Obstruction au processus électoral
Le 24 février 2023, le parti politique du candidat malheureux à la dernière présidentielle rd congolaise s’était déjà fendu d’une communication dénonçant indistinctement l’ensemble du processus électoral en cours. « Chaque jour qui passe révèle que le processus électoral conduit par la CENI sous la direction de M. Kadima est une vaste escroquerie», avait décrété Jean-Félix Senga, un cadre du parti de Fayulu, sans avancer la moindre élaboration pouvant étayer ces accusations. L’intention de faire obstruction à un processus électoral au terme duquel il est quasiment acquis que Fayulu ne peut prétendre rafler les voix requises pour être élu président de la République est manifeste, estiment de plus en plus d’observateurs. En raison, notamment, du fait qu’à la présidentielle 2018, Martin Fayulu avait bénéficié des soutiens politiques d’acteurs politiques réunis alors au sein de la coalition Lamuka, dont le MLC Jean-Pierre Bemba et l’Ensemble pour la République Moïse Katumbi sans oublier Adolphe Muzito. Cette coalition née à Genève à l’instigation des puissances occidentales representées par Allan Doss a volé en éclat aussitôt clôturé le processus électoral qui a sanctionné la victoire de Félix Tshisekedi. «De Lamuka, il ne reste plus qu’un épouvantail que Fayulu s’est approprié», estime ce professeur de sciences pô à l’université de Kinshasa.
En réalité, Fayulu ne se fait guère d’illusions sur son avenir politique immédiat, estime-t-on encore.

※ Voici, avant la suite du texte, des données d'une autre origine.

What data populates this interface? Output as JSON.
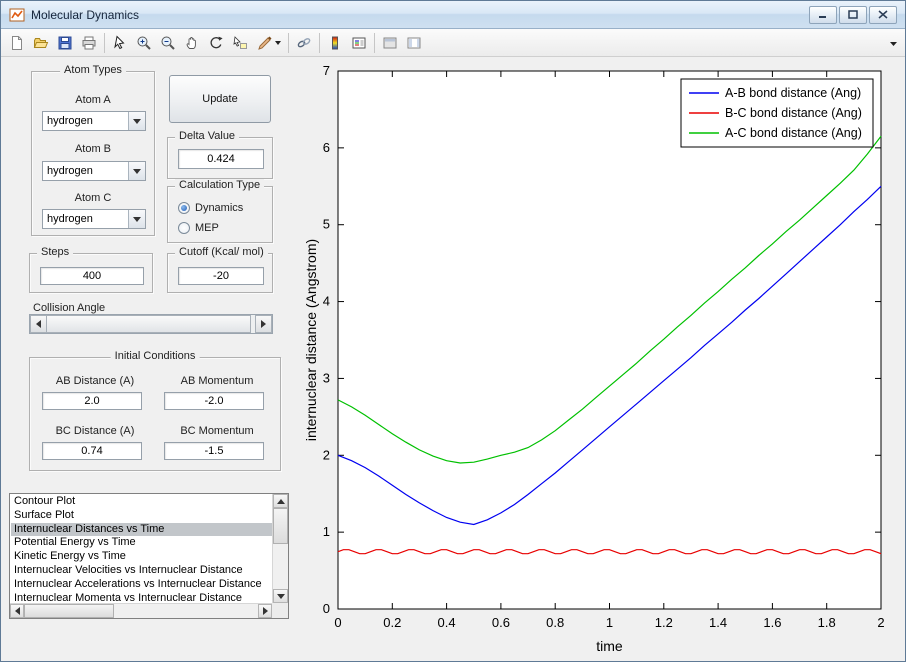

Au cours d’une tournée provinciale qui l’avait conduit à Kisangani dans la Tshopo en juillet 2022, le patron de l’Ecidé avait déjà donné l’impression de préparer ses partisans au pire en anticipant une contestation des résultats électoraux à venir, quels qu’ils soient. «Si quelqu’un ose encore voler ta victoire en 2023, tu n’auras pas d’autre choix que de descendre dans la rue pour la récupérer comme d’autres peuples souverains l’ont fait !», avait-il lancé à la cantonnade.
Son appel à manifester ressemble à une esquisse de répétition générale.